Canonical Glossary v0.7 — Spine Draft
1. Governing Artifact
Public-facing definition:
A durable artifact that governs what counts as correct for a system, workflow, or evaluation.
Plain-English shadow:
The thing that actually decides what counts as correct.
Notes:
- This term exists to identify where binding authority lives.
- It is meant to be broader than “spec” or “contract” alone.
- Its purpose is to constrain acceptable change, not merely describe intent.
2. Invariant
Public-facing definition:
A property that must continue to hold across valid system states or valid mutations.
Plain-English shadow:
A rule that must keep being true even as the system changes.
Notes:
- An invariant is binding, not merely preferred.
- It is stronger than a loose expectation or best practice.

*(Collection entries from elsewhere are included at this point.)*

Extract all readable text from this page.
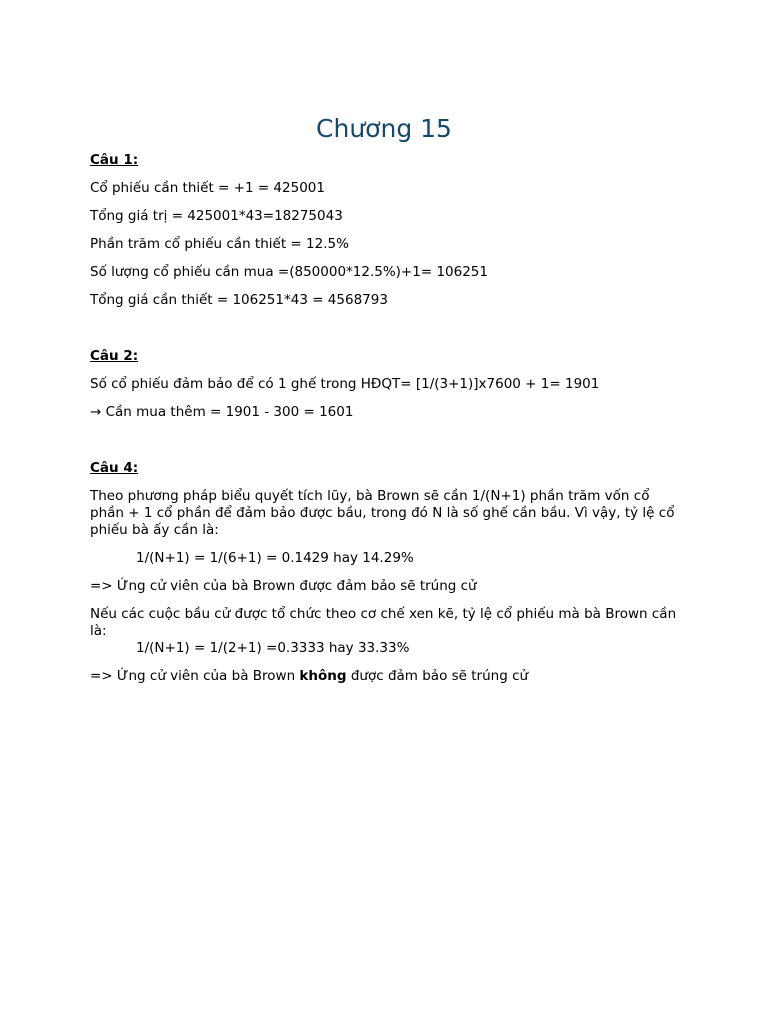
Chương 15
Câu 1:
Cổ phiếu cần thiết = +1 = 425001
Tổng giá trị = 425001*43=18275043
Phần trăm cổ phiếu cần thiết = 12.5%
Số lượng cổ phiếu cần mua =(850000*12.5%)+1= 106251
Tổng giá cần thiết = 106251*43 = 4568793
Câu 2:
Số cổ phiếu đảm bảo để có 1 ghế trong HĐQT= [1/(3+1)]x7600 + 1= 1901
→ Cần mua thêm = 1901 - 300 = 1601
Câu 4:
Theo phương pháp biểu quyết tích lũy, bà Brown sẽ cần 1/(N+1) phần trăm vốn cổ phần + 1 cổ phần để đảm bảo được bầu, trong đó N là số ghế cần bầu. Vì vậy, tỷ lệ cổ phiếu bà ấy cần là:
1/(N+1) = 1/(6+1) = 0.1429 hay 14.29%
=> Ứng cử viên của bà Brown được đảm bảo sẽ trúng cử
Nếu các cuộc bầu cử được tổ chức theo cơ chế xen kẽ, tỷ lệ cổ phiếu mà bà Brown cần là:
1/(N+1) = 1/(2+1) =0.3333 hay 33.33%
=> Ứng cử viên của bà Brown không được đảm bảo sẽ trúng cử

- Violation indicates incorrectness, not style difference.
3. Invariant Scope
Public-facing definition:
The full set of surfaces, paths, or mutation points across which an invariant must hold.
Plain-English shadow:
All the places a rule has to hold, not just the place you happened to edit.
Notes:
- An invariant may appear satisfied locally while still being violated elsewhere.
- This term exists to prevent false local success from being mistaken for full compliance.
- Invariant scope is central to distinguishing local modification from propagated obligation.
4. Same-Surface Change
Public-facing definition:
A requirement change whose effects are confined to the same surface or mutation path already under modification.
Plain-English shadow:
A change that only needs to be made in the same place you are already touching.
Notes:
- Same-surface changes can often be satisfied through local mutation alone.
- This term matters primarily as one half of a contrast pair with cross-surface change.
- It identifies the simpler topology class in iterative change.
5. Cross-Surface Change
Public-facing definition:
A requirement change whose effects must propagate across more than one surface, path, or mutation mechanism.
Plain-English shadow:
A change that has to carry through into other places too, not just the one you touched first.
Notes:
- Cross-surface changes commonly expose incomplete propagation.
- A system may appear compliant if only the named local surface is updated.
- This term identifies the topology class where iterative instability is more likely to appear.
6. Iterative Stability
Public-facing definition:
The degree to which a workflow preserves binding requirements across sequential rounds of modification.
Plain-English shadow:
How well a workflow keeps the important rules intact as changes keep piling up.
Notes:
- Iterative stability is not the same as one-shot correctness.
- The concern is not whether a system works once, but whether correctness survives continued mutation.
- This is a core object of study in the research program.
7. Decision Surface
Public-facing definition:
The set of externally observable decisions or state transitions used to determine whether a system or artifact is semantically compliant.
Plain-English shadow:
The points where the system’s real outcomes can change in a way that matters.
Notes:
- Stability is judged at the decision surface, not at the byte, formatting, or wording surface.
- A finding affects the decision surface only if it can change an externally observable outcome or state transition.
- This term exists to block noise, overfitting, and spec pollution from being mistaken for meaningful instability.